Hamer demo.py bounding box speed

geopavlakos / hamer

HaMeR: Reconstructing Hands in 3D with Transformers

https://geopavlakos.github.io/hamer/

MIT License

351 stars 30 forks source link

Hamer demo.py bounding box speed #63

Closed richardrl closed 1 week ago

richardrl commented 3 weeks ago

Hi, I am using the detectron2 cascade mask rcnn vitdet h checkpoint in the demo for hamer and it is very slow for inference on one image compared to detectron2 model zoo numbers. I get .78s/im vs the model zoo ~.2s/im

This is the line I timed: https://github.com/geopavlakos/hamer/blob/dc19e5686198a7c3fc3938bff3951f238a85fd11/demo.py#L81

I have an RTX A5000

Is there a setting in the config file that can speed things up?

geopavlakos commented 3 weeks ago

We observed that the ViTDet model has the highest accuracy & robustness across most scenarios. With that being said, it can be an overkill in cases where it is easy to detect the person. We already provide a second option for the body detector (by setting --body_detector ='regnety') which can accelerate detection. Other person detectors (e.g., YOLO) could work equally well in most cases, while also being faster.

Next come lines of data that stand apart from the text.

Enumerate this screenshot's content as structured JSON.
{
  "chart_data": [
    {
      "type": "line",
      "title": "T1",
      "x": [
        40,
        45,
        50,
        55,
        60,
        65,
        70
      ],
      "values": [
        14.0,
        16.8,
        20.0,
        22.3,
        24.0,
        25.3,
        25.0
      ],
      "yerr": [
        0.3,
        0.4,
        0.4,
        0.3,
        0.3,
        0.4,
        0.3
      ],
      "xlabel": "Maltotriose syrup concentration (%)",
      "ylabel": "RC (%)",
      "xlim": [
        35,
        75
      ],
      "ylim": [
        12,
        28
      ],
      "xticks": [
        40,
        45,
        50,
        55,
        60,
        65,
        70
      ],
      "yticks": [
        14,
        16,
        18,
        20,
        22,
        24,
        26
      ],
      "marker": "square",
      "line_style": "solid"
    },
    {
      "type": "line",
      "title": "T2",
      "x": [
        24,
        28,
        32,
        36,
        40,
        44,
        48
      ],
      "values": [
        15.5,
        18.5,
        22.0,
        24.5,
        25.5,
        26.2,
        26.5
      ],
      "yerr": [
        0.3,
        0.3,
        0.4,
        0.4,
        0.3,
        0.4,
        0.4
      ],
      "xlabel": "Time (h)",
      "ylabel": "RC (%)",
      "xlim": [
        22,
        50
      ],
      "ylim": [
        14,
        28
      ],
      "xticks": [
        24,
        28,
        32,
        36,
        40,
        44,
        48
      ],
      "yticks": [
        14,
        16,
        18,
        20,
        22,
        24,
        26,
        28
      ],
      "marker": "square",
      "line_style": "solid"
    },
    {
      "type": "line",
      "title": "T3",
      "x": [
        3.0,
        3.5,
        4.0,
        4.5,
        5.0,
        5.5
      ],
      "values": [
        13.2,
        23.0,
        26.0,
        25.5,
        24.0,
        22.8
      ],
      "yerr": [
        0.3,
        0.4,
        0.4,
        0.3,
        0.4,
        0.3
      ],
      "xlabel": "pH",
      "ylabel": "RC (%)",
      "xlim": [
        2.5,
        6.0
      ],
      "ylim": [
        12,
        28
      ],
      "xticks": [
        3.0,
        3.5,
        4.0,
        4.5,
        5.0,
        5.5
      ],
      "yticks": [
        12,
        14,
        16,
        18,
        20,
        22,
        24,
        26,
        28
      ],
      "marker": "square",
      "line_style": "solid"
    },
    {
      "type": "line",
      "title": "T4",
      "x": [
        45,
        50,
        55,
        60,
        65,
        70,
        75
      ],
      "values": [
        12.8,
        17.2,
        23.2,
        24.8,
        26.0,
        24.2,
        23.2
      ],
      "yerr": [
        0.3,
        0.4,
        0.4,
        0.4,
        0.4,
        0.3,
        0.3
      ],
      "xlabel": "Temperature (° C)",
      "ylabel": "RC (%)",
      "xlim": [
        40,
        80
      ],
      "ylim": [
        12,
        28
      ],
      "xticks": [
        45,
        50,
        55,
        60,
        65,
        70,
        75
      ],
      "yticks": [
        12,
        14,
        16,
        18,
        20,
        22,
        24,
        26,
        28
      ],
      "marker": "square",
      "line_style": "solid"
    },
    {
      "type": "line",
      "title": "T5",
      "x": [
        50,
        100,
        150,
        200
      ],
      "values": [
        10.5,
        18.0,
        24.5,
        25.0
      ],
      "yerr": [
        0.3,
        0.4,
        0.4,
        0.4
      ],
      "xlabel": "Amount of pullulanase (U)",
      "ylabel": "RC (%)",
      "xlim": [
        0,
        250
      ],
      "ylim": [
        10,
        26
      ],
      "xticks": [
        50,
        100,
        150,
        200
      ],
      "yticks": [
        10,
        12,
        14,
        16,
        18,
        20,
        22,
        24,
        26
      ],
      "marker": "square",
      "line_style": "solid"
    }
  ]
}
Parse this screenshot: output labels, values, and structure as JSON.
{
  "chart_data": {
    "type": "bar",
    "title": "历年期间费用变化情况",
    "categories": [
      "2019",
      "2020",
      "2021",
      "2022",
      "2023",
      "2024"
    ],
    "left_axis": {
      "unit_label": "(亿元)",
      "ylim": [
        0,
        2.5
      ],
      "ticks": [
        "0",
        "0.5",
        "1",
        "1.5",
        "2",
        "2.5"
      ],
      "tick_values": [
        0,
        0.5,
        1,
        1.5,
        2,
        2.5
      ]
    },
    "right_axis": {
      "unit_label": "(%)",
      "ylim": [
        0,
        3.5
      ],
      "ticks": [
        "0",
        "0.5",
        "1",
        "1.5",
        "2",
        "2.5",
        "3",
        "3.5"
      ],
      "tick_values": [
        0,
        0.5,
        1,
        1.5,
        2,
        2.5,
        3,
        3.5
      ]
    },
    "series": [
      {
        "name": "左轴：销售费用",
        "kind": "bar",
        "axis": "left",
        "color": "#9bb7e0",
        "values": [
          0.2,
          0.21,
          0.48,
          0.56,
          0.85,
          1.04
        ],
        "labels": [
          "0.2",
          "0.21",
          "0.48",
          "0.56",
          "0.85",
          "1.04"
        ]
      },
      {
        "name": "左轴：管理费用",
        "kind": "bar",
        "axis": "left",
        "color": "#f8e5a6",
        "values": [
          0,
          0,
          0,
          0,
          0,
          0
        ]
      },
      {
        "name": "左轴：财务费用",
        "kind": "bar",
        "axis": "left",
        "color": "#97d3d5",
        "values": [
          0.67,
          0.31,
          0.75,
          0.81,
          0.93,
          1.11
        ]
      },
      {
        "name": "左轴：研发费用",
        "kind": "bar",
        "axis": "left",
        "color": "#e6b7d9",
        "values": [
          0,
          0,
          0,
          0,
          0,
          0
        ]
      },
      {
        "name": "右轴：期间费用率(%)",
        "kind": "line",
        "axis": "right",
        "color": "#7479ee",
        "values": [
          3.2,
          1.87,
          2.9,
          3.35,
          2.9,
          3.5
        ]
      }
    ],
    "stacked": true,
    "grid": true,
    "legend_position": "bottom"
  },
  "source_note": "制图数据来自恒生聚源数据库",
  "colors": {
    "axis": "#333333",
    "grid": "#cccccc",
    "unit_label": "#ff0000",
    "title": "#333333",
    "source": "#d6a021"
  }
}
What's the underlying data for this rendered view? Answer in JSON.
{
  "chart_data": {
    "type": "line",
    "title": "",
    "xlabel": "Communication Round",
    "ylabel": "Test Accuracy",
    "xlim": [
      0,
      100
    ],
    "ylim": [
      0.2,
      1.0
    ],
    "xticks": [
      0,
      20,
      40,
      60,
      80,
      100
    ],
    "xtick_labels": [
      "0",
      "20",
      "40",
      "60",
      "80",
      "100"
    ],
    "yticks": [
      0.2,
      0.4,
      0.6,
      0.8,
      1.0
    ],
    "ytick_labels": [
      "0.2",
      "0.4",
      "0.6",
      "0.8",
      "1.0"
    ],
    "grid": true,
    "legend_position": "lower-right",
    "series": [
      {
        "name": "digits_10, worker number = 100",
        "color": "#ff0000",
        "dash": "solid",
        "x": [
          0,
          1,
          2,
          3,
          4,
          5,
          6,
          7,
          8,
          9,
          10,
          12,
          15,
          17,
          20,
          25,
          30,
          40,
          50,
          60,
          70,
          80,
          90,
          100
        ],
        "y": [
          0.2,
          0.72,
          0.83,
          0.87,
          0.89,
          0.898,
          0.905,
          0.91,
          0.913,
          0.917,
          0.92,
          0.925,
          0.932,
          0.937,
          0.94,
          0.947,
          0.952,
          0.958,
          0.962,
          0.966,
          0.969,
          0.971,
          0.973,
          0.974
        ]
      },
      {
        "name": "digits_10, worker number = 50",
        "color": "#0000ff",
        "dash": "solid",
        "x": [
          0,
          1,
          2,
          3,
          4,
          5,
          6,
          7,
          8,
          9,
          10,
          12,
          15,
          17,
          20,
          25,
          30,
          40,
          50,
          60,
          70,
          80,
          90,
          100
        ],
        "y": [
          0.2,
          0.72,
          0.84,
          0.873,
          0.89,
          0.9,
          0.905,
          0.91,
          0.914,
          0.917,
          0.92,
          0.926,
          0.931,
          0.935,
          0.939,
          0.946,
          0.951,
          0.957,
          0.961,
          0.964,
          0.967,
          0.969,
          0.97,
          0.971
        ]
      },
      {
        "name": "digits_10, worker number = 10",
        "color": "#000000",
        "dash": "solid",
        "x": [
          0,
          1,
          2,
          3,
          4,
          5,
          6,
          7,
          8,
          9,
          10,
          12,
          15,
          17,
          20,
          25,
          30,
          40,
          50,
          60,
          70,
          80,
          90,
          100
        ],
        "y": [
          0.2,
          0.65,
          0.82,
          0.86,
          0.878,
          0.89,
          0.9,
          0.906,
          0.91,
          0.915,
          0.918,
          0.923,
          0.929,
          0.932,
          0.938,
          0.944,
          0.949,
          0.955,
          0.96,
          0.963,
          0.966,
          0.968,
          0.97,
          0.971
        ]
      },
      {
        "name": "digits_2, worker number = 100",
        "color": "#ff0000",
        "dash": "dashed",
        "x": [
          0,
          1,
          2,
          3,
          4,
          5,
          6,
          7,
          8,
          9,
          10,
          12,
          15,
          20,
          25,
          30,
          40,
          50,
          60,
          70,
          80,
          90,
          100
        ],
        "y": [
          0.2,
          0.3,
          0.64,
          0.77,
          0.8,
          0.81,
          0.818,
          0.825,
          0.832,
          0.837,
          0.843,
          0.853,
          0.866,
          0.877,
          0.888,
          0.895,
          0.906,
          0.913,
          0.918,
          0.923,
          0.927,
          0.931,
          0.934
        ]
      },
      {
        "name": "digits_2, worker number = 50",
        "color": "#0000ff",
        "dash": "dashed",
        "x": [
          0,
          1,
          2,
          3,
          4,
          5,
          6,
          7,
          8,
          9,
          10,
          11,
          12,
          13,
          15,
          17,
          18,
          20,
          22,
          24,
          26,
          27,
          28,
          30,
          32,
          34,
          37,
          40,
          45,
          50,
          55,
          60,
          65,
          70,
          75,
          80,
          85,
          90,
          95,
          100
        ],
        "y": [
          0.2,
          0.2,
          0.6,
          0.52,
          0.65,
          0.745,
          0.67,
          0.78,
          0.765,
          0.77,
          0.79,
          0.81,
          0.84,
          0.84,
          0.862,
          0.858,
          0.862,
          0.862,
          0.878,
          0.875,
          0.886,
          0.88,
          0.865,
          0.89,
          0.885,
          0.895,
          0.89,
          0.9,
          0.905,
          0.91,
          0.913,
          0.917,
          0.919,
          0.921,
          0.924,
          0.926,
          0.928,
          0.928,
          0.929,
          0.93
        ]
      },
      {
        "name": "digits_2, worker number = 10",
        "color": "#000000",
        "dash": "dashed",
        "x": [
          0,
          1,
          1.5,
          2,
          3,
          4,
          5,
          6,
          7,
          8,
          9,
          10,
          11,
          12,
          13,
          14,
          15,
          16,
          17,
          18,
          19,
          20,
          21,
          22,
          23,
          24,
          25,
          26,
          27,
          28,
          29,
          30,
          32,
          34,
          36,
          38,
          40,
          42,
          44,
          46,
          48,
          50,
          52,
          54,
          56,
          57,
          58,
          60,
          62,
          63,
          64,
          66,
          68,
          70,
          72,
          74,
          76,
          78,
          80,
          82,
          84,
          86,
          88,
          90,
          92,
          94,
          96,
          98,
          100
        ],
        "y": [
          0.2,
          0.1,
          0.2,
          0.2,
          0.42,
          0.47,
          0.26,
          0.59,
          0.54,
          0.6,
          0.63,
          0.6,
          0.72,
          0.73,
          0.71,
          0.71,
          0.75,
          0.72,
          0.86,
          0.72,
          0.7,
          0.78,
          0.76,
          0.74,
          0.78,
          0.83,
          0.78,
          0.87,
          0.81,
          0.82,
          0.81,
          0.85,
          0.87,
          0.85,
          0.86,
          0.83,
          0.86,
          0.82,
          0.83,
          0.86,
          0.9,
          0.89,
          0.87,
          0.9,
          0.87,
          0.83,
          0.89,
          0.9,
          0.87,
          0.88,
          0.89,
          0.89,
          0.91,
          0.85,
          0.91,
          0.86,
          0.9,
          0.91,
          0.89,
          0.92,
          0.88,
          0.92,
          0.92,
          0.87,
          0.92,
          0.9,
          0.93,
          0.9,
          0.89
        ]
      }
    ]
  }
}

richardrl commented 2 weeks ago

Hi @geopavlakos thanks for your response!

Are you using person detectors because there are no good hand detectors available?

It seems the only point of the person detector is to provide a cropped image for better VitPose hand keypoint detection.

Also, do you know of any way to leverage knowledge of the hand centerpoint labels? I am trying to label Ego4D, and the hand centerpoint is labelled although bounding boxes (with scale) are not given.

geopavlakos commented 2 weeks ago

We experimented with both strategies for hand detection (using a hand bbox detection vs using a wholebody keypoint detector). I had a better experience with the strategy we follow in the demo, although each one has different failure modes (please check the caption here for a more in-depth analysis).

Even if you have the center of the hand, you will also need to estimate the scale. The most straightforward solution would probably be to use something like what the demo does for hand detection and then just verify each detection based on the annotated hand center.